In 1998, seven programs could ascertain cancers in the general, nonscreened population; now eight programs can do so. Sources for these data are mixed, although the majority of the information is obtained through the cancer registry. At this time, programs tend not to know whether these data are comparable to data on screen-detected cancers. Only one program adds general population cancers to the program database, but half of the programs have started to analyze these data.
The Working Group recognizes the need to provide minimum reading volume guidelines for organized breast cancer screening programs in Canada. A study on the subject has been performed in the Screening Mammography Program of British Columbia, but with limited data available for analysis in the low volume range1. Organized breast screening programs elsewhere in Canada could offer radiologist performance data over a wide range of annual reading volumes.
A new project was presented by Dr Nancy Wadden and accepted by medical directors of Canadian organized screening programs at the meeting of the Data Management Committee in May 2002. Financial support was approved by Health Canada in October 2002.

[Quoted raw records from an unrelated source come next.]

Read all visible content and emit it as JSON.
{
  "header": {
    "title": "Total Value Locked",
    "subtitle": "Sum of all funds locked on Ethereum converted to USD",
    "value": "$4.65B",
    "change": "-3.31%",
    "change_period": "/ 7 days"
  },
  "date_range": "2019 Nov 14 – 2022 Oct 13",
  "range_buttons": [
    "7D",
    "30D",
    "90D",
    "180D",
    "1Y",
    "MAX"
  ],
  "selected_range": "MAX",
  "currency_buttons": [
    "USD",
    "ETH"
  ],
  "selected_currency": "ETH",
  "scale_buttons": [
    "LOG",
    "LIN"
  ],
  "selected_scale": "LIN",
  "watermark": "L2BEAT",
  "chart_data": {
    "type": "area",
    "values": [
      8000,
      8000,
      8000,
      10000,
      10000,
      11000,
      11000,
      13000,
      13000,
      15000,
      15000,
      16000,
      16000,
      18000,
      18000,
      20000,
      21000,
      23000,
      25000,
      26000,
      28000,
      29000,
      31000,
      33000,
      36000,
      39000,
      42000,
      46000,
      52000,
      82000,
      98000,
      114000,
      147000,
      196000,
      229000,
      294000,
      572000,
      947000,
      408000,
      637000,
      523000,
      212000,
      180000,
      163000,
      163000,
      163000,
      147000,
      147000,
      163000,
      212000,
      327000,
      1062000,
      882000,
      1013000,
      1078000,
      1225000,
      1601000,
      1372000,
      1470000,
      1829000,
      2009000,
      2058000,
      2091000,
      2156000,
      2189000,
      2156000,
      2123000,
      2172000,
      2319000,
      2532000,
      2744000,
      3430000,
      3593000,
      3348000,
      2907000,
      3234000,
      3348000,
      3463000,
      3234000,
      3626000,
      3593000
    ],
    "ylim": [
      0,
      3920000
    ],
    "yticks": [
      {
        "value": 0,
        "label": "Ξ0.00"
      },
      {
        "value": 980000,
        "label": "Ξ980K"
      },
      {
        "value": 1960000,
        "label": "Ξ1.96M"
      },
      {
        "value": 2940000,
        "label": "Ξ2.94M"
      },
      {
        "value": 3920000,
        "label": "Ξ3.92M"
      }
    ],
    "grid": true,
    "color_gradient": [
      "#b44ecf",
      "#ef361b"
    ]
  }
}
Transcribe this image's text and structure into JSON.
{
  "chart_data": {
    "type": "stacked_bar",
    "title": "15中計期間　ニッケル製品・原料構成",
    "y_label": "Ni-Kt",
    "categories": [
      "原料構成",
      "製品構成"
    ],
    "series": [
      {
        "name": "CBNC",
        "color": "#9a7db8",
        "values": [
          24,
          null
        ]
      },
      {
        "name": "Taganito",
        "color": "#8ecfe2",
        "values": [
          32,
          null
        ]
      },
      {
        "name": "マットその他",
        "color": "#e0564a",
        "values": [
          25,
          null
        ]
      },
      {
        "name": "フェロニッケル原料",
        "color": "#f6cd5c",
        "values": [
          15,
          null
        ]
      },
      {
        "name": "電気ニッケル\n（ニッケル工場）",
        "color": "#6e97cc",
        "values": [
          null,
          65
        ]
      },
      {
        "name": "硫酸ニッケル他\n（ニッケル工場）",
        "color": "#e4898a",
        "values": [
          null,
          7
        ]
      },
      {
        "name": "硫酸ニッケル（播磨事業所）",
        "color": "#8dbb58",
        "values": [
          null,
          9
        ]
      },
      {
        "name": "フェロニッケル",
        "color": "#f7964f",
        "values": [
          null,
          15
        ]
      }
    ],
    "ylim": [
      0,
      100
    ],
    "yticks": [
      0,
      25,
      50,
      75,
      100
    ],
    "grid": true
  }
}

The purpose of the study is to determine the relation between annual screening volume and radiologists' performance in Canada. Abnormal interpretation ratios and cancer detection ratios will be used to summarize the performance. All the ratios will be adjusted for the age and screening history of the screened women (first versus subsequent screening exam). Different aspects influencing radiologist performance (e.g. years of experience, cancer detection rates) will be analyzed as well.